Research has shown that, when compared to older generations, millennials - those currently aged between 18 and 34 - are good savers.
However, when it comes to long-term investing towards retirement, millennials are not doing so well, with only 44% saving for retirement via an employer pension or provident fund, says Noluyolo Betela, client relationship manager at Allan Gray.
"This is a sobering finding when you consider that approximately only 6% of South Africans, who are currently employed, will be able to retire comfortably. The rest will likely have to keep working past retirement age or rely on a meagre government pension," says Betela.
Yet, with careful planning and small sacrifices, millennials can develop a lifestyle of saving that will make a big difference.
Here's how to tackle the 5 biggest excuses millennials make for not saving, according to Betela.
'I don't have enough money to save'
Saving has nothing to do with how much you earn, but everything to do with the percentage of your income that you spend.

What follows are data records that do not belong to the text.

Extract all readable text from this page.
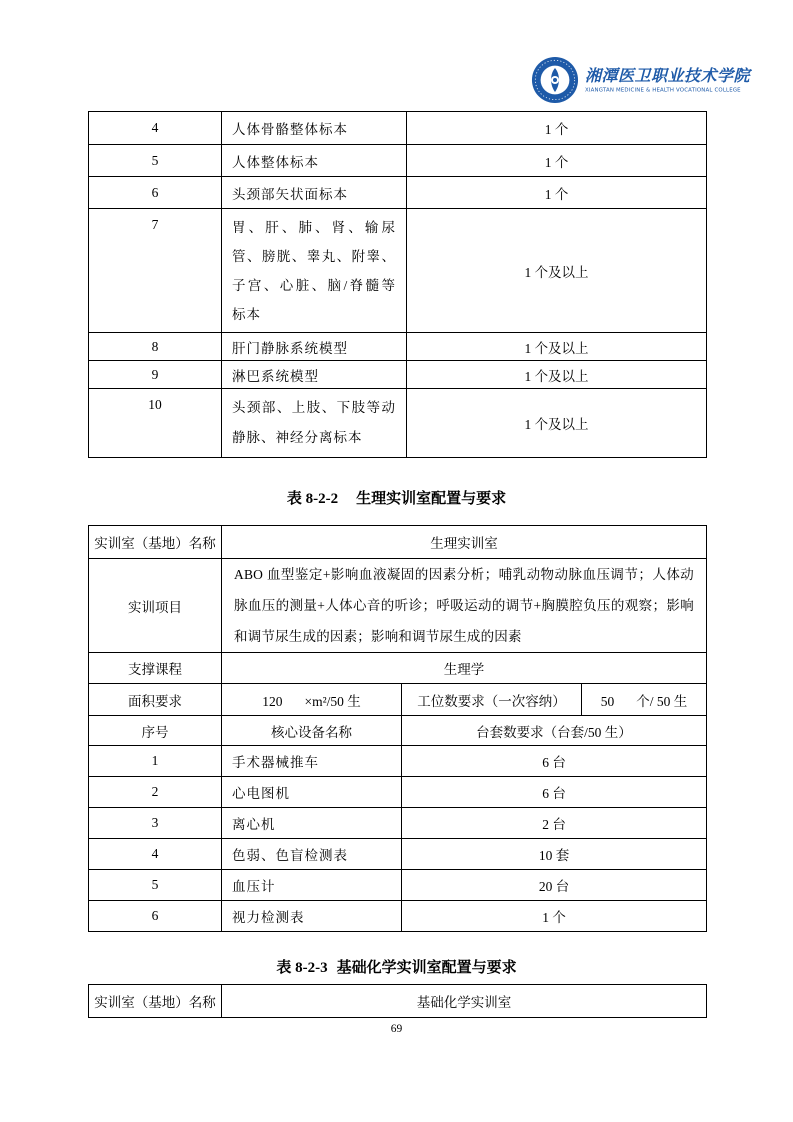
湘潭医卫职业技术学院
XIANGTAN MEDICINE & HEALTH VOCATIONAL COLLEGE
4	人体骨骼整体标本	1 个
5	人体整体标本	1 个
6	头颈部矢状面标本	1 个
7	胃、肝、肺、肾、输尿管、膀胱、睾丸、附睾、子宫、心脏、脑/脊髓等标本	1 个及以上
8	肝门静脉系统模型	1 个及以上
9	淋巴系统模型	1 个及以上
10	头颈部、上肢、下肢等动静脉、神经分离标本	1 个及以上
表 8-2-2 生理实训室配置与要求
实训室（基地）名称	生理实训室		
实训项目	ABO 血型鉴定+影响血液凝固的因素分析；哺乳动物动脉血压调节；人体动脉血压的测量+人体心音的听诊；呼吸运动的调节+胸膜腔负压的观察；影响和调节尿生成的因素；影响和调节尿生成的因素		
支撑课程	生理学		
面积要求	120 ×m²/50 生	工位数要求（一次容纳）	50 个/ 50 生
序号	核心设备名称	台套数要求（台套/50 生）	
1	手术器械推车	6 台	
2	心电图机	6 台	
3	离心机	2 台	
4	色弱、色盲检测表	10 套	
5	血压计	20 台	
6	视力检测表	1 个	
表 8-2-3 基础化学实训室配置与要求
实训室（基地）名称	基础化学实训室
69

Whether you make R4 000 or R40 000 a month, the only way to save is to spend less than that amount.
Take the monthly decision out of your hands by setting up a debit order. If spending is your problem, you should find a strategy to help you bring it under control.
'I have too many expenses'
Many South African millennials are first generation middle class in their families, and a large portion of their expenses goes towards playing asset catch-up like buying cars, homes and even household appliances.
The reality is that many end up in debt as a result.
Exercising patience for the things you want will help you to avoid the tyranny of credit. In the same way that compound interest can do wonders for your investments, it can also dramatically increase the amount of money you end up owing the bank or a financial provider when you take out credit.
'I have to take care of my family'
Research has found that as many as 70% of South Africans working in the major cities are supporting family members or believe they will have to in future.
Sit down with your financial dependants and give them a clear picture of your finances. This will set clear boundaries and help you to manage their expectations - and your budget.
'I don't have access to a pension or provident fund'
You don't have to rely on an employer to save towards retirement.
If you are an entrepreneur or a freelancer, you can use a retirement annuity (RA) to save on your terms.
'I can start later'
Procrastinating can seriously derail your goals and plans.
Say you wanted to have R100 000 in 10 years, and you began saving today, you could achieve this with R500 a month.
If you delay for five years, then you would have to put away R1 300 per month to achieve your goal in time. This is because the earlier you start, the better, as you let compounding do most of the heavy lifting to reach your financial goals.